Your instinct is to spend an inordinate amount of time trying to understand what people on your team are doing. Beware letting this drive dominate your daily calendar.

While it’s true that active managers are tuned-in to the priorities and progress of their group members, it’s easy to let this need-to-know dominate your days and the days of your team members.

Instead of constant oversight and updating and endless status meetings, shift your focus to helping team members clear the path of obstacles. You’ll gain all of the insight you need into the status of initiatives, and importantly, you’ll gain additional opportunities to observe, coach, and of course help your team members succeed.

Succeed One Encounter at a Time:

It’s essential to ensure your interactions with team members are constructive and productive. You want every encounter with team members to support success and help move things forward.

To do this, fight your natural inclination to grill people with questions and offer on-the-fly assessments and thinly veiled commands. (Something as innocent-seeming to you as “I’m not sure I would handle this situation that way,” is interpreted as a command.)

Instead, approach your interactions with the intent of helping.

5 Ideas to Help Clear the Path for Your Team Members

1. Move From Status Checking to Help Checking

As you encounter people or groups during the day, shift your opening question from, “How’s it going?” to “How can I help?”

This simple frame change is inviting, not off-putting. The interchange shifts from an awkward mumbling or elongated description of status to one that is either over in a second or laser-focused on an obstacle.

The dialog around an obstacle will help you understand status and context. Once people know you are serious about helping, you will be surprised how hard they work to solve the issues on their own. Nonetheless, when your help is requested, it’s your time to stand and deliver.

2. Bust Some Bureaucracy

Every organization has procedures and processes. The more established the organization, the more likely you are to encounter processes and approaches that are way beyond their freshness dates.

Ask your team members, “What can I do that will help you/your group move faster?” And then move into action, recognizing that every request to change a process owned by someone else is effectively a negotiation.

Approach these negotiations with a clear view of the process owner’s interests and strive to design a way forward that preserves those interests while streamlining the process.

3. Send Help

The most effective managers work unceasingly to build relationships and create influence across their organizations. They recognize the power of gaining access to specialized expertise and extra resources when needed.

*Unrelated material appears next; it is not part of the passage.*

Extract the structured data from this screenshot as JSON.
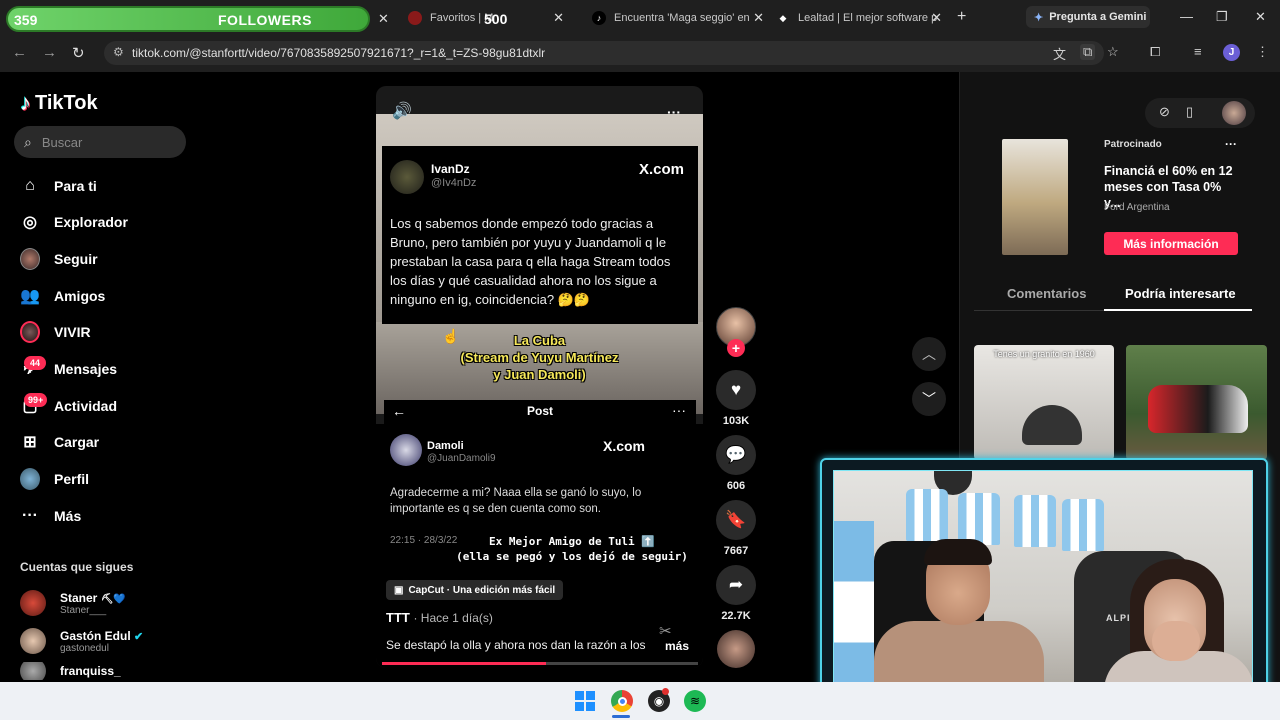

The best way to create influence in most settings is to use reciprocity liberally. That’s a fancy way of suggesting you need to do a lot of people a lot of favors and bank those unspoken, “I owe you one” markers for an unspecified future.

When it’s time, don’t lead with, “Remember when I helped you… .” Most people you’ve helped will feel good about squaring the account by returning the favor.

4. Build an Effective 911 Protocol

Ironically, managers who spend an inordinate amount of time seeking status updates are often the ones least likely to learn of an emerging problem. Their drive to stay on top of issues is thwarted by their behaviors. Involving the meddlesome manager is viewed as painful, and teams strive to solve these issues without extra help. This works fine until it is apparent that extra help is essential to keep the proverbial you-know-what from hitting the fan.

Effective managers draw upon the trust they’ve established with their team members and agree upon an early warning system where it’s safe to share emerging problems and begin identifying and taking actions to mitigate risk.

5. Turn Status Updates into Rousing Learning Sessions

If you’re investing the valuable time of a group of individuals in coming together to share an update on a project or initiative, make it worth their time. Skip the dry, death-by-around-table updates where people are compelled to justify everything they’ve ever done and use these three techniques:

Update by exception—if something is off plan or target, have people share the situation, identify their ideas on mitigating the risk, and ask for additional ideas and help.

  1. Invest a portion of the session in answering: “What’s working that we need to do more of?
  2. Solicit ideas, encourage adoption of the practices and celebrate the victories gained on this from prior sessions.
  3. End every session with the question: “What can I do to help?” And then do it.

The Bottom-Line for Now:

You have an incredible number of opportunities to create value every day. Instead of continually sucking status out of the groups and team members, get involved in helping and clearing the path of the inevitable impediments slowing progress. Inherent in this mandate is the need for you to invest in cultivating relationships with those who can help you, from your boss and executives to peers. By doing this, you’ll be modeling great behaviors and serving as an asset, not an impediment.